I dati on-chain indicano acquisti consistenti da parte di grandi portafogli: tra il 2 e il 4 dicembre sono stati comprati circa 480 milioni di DOGE, portando il saldo totale in mani di grandi detentori da 28,0 miliardi a 28,48 miliardi di token.
Parallelamente, l’interazione sulla rete è aumentata fino a 71.589 indirizzi attivi, il livello più alto dall’ultimo trimestre di settembre, segnalando un miglioramento dell’attività on-chain nonostante la performance di prezzo moderata.
Questi acquisti da parte delle whales e la maggiore attività in rete contrastano con la persistenza di una forte zona di offerta che limita il movimento rialzista.
Analisi tecnica
Il tentativo di DOGE di riconquistare la resistenza a $0,1409 è fallito in modo deciso quando uno spike di volume da 333 milioni — circa il 79% oltre la media — ha innescato una rapida reiezione dal livello, confermando una pressione distributiva significativa nella zona psicologica.
La struttura resta compressa in un range con consolidamento stretto tra $0,1393 e $0,1400; la contrazione dei volumi dopo il mancato breakout evidenzia indecisione di mercato e mancanza di convinzione da parte degli acquirenti.
I grafici intraday mostrano una lieve rottura al di sotto del supporto a $0,140, che ha spinto DOGE fino a $0,1392 su una maggiore attività oltre i 15 milioni, ampliando il range di consolidamento e stabilendo una nuova resistenza intorno a $0,1400.
Nonostante l’accumulo rilevato dalle whales, il quadro tecnico rimane debole: il mercato è sotto resistenza, il momentum si affievolisce e i timeframe inferiori non segnalano ancora un’inversione confermata.
Sintesi dell’azione di prezzo
Nel periodo osservato DOGE ha registrato una flessione dell’1,2%, scendendo dai massimi intraday di $0,1522 fino a quota $0,1395, con numerosi tentativi falliti di superare la resistenza a $0,1409.
L’evento più rilevante si è verificato alle 07:00 UTC, quando il volume è esploso fino a 333 milioni, coincidendo con una netta reiezione dal livello di resistenza.
La debolezza successiva ha portato il prezzo a toccare $0,1392, creando un nuovo supporto intraday a $0,1393 e una consolidazione attorno al punto medio di $0,1395.
Cosa devono sapere i trader
La situazione attuale rappresenta uno stallo critico tra una base fondamentale relativamente solida e segnali tecnici di breve termine poco favorevoli: gli acquisti concentrati mostrano interesse significativo, ma l’offerta accumulata sopra il mercato frena la progressione.

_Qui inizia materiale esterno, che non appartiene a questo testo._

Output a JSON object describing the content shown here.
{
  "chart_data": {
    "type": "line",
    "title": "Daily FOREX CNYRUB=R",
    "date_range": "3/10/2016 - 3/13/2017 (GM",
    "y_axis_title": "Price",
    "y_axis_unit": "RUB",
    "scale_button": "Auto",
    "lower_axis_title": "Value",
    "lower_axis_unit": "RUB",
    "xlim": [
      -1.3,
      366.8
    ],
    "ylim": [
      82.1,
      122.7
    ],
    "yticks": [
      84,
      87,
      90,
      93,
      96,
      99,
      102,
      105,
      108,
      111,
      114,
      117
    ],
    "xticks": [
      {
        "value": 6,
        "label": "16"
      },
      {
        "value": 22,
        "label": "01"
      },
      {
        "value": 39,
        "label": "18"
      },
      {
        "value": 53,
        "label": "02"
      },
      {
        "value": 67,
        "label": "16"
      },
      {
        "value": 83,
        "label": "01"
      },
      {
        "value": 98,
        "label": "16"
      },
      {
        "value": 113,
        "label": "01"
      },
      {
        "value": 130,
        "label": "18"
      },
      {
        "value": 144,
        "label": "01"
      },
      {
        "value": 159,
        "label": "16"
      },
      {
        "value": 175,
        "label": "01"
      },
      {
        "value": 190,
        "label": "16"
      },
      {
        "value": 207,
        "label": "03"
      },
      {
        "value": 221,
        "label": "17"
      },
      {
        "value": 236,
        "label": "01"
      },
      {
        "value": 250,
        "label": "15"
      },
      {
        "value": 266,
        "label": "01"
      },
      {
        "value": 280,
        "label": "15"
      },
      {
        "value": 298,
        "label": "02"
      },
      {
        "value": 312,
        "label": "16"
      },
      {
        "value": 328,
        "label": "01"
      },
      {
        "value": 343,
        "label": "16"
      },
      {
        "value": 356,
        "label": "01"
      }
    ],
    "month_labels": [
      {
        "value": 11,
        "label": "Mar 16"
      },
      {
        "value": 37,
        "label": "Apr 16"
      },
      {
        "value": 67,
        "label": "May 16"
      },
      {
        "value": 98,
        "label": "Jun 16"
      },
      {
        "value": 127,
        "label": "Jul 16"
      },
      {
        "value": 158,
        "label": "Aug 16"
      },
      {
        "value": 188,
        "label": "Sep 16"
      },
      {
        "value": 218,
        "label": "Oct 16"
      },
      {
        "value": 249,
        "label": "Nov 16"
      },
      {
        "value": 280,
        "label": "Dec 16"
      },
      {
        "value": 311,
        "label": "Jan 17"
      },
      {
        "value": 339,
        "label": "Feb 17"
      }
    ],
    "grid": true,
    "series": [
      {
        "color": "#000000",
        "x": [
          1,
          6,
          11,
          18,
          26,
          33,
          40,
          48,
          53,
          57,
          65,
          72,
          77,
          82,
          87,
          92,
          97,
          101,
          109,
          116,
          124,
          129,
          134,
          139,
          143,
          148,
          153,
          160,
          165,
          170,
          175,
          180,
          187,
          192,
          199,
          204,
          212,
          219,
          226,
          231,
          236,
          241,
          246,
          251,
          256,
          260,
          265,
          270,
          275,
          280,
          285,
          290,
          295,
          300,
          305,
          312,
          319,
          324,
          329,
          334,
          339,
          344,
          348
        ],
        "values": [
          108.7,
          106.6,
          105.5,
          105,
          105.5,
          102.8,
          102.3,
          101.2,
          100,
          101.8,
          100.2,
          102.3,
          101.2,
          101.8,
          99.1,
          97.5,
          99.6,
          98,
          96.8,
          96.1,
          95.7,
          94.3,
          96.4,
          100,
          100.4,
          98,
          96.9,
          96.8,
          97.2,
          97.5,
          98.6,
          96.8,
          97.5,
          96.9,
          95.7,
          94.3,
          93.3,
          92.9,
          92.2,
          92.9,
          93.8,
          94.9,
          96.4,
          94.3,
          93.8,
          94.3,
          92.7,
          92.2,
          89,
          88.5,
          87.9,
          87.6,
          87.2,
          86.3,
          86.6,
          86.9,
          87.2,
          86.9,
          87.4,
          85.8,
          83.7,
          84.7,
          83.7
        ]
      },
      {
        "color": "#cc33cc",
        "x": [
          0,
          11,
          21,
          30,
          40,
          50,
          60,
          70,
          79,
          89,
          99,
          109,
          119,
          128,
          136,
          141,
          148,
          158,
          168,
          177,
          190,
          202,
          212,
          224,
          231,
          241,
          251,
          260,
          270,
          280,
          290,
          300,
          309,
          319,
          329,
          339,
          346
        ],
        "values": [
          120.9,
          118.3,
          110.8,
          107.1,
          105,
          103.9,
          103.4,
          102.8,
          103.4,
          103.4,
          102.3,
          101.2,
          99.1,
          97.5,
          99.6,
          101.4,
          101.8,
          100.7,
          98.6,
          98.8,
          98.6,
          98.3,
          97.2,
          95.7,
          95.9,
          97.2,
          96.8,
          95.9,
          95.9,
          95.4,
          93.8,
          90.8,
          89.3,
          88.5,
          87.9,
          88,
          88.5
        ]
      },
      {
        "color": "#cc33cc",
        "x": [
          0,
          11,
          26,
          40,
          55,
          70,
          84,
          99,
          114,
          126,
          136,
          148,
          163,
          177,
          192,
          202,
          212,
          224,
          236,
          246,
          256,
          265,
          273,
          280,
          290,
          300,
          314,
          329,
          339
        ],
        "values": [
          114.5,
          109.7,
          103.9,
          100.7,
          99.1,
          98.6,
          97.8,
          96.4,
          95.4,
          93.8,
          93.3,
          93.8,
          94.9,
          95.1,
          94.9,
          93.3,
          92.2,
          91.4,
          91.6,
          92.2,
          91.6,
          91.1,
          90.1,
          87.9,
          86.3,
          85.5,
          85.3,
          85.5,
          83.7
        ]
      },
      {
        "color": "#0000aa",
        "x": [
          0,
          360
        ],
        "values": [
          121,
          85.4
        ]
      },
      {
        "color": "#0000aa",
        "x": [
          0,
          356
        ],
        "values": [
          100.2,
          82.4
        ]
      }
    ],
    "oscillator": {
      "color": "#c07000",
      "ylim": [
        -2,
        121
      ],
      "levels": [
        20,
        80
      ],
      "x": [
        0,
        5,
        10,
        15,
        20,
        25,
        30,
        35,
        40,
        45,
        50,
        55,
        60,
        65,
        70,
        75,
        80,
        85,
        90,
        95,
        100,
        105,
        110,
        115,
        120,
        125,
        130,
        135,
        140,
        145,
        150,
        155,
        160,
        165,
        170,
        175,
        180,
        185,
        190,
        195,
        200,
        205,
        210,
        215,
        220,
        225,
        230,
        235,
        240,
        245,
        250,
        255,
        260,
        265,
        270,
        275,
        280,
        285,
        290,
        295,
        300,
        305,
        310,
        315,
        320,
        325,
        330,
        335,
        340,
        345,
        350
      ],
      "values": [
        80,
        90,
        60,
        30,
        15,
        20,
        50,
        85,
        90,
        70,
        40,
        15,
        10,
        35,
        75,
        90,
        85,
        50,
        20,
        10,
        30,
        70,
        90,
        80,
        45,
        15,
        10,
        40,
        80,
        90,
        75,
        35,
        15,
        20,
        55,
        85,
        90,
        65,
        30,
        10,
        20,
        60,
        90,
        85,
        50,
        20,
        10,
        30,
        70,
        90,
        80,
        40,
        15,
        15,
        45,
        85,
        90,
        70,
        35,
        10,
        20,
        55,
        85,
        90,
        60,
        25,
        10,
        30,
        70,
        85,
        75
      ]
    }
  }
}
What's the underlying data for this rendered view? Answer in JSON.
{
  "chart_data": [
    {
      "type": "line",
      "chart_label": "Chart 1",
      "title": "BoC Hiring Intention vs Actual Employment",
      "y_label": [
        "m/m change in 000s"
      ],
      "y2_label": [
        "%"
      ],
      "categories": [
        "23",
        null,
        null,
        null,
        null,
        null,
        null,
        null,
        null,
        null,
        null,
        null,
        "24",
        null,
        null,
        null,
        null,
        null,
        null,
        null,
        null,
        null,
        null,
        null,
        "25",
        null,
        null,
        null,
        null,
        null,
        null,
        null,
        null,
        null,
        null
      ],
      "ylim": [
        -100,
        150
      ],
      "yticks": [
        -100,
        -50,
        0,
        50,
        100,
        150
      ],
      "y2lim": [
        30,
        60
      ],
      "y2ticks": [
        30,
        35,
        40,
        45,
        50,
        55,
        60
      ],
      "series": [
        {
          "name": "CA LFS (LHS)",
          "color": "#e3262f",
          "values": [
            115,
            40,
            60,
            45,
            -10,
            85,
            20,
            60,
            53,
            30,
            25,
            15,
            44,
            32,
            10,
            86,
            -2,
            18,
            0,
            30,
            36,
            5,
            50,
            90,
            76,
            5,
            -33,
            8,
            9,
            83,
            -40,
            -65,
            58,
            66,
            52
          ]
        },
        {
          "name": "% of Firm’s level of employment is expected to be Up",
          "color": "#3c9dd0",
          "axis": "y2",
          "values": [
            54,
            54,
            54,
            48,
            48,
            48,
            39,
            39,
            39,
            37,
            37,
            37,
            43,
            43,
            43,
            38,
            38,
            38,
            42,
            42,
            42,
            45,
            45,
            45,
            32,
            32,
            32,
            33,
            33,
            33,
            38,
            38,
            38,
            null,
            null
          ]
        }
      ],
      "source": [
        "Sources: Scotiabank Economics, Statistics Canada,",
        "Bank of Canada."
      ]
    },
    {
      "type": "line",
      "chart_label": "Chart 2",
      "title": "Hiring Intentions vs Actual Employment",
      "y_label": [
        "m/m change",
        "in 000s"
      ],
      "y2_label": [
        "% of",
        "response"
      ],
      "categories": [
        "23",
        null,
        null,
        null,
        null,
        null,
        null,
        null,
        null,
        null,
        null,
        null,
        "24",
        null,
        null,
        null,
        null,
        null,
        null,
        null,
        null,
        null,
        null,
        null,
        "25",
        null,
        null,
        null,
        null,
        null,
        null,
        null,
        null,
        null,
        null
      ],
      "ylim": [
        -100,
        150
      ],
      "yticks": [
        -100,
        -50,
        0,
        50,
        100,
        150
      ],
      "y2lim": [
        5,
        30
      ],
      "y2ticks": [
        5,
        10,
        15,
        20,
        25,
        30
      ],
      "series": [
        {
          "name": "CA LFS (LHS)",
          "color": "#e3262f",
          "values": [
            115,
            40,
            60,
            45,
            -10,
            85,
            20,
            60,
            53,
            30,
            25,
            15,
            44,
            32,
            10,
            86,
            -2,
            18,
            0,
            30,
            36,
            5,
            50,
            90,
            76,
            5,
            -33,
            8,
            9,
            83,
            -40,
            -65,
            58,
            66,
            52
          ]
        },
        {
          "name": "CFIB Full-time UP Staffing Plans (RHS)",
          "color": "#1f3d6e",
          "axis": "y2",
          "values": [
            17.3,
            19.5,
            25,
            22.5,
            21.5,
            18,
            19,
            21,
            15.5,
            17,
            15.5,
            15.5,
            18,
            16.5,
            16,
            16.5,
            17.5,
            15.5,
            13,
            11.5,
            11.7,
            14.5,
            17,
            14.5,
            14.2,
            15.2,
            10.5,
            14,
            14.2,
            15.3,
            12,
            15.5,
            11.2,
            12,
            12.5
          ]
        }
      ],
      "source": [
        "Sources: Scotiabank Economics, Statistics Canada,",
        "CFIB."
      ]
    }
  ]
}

Un breakout netto e sostenuto oltre $0,1409 potrebbe aprire lo spazio verso $0,1420, con potenziale conferma se accompagnato da un aumento dei volumi e da flussi out/in sugli exchange coerenti con un movimento rialzista.
Al contrario, la perdita del supporto a $0,1393 aumenterebbe la probabilità di un nuovo test verso $0,1380, e in presenza di volumi in espansione la discesa potrebbe accelerare.
La divergenza fra fondamentali (acquisti da grandi portafogli e crescita degli indirizzi attivi) e tecnici (range serrato e rifiuto delle resistenze) suggerisce che la fase più probabile sia una continuazione del consolidamento fino a quando non si verificherà una ripresa dei volumi o un catalizzatore esterno.
I possibili catalizzatori includono movimenti direzionali del mercato crypto più ampio, variazioni della liquidità sugli exchange, annunci su listing o integrazioni di mercato, e la risposta delle istituzioni o di grandi detentori a nuove opportunità di allocazione.
Per una gestione del rischio prudente, i trader dovrebbero monitorare i livelli chiave menzionati, la dinamica dei volumi e le variazioni degli equilibri on-chain tra acquisti e distribuzioni per valutare la probabilità di un breakout sostenibile rispetto a un prolungato consolidamento.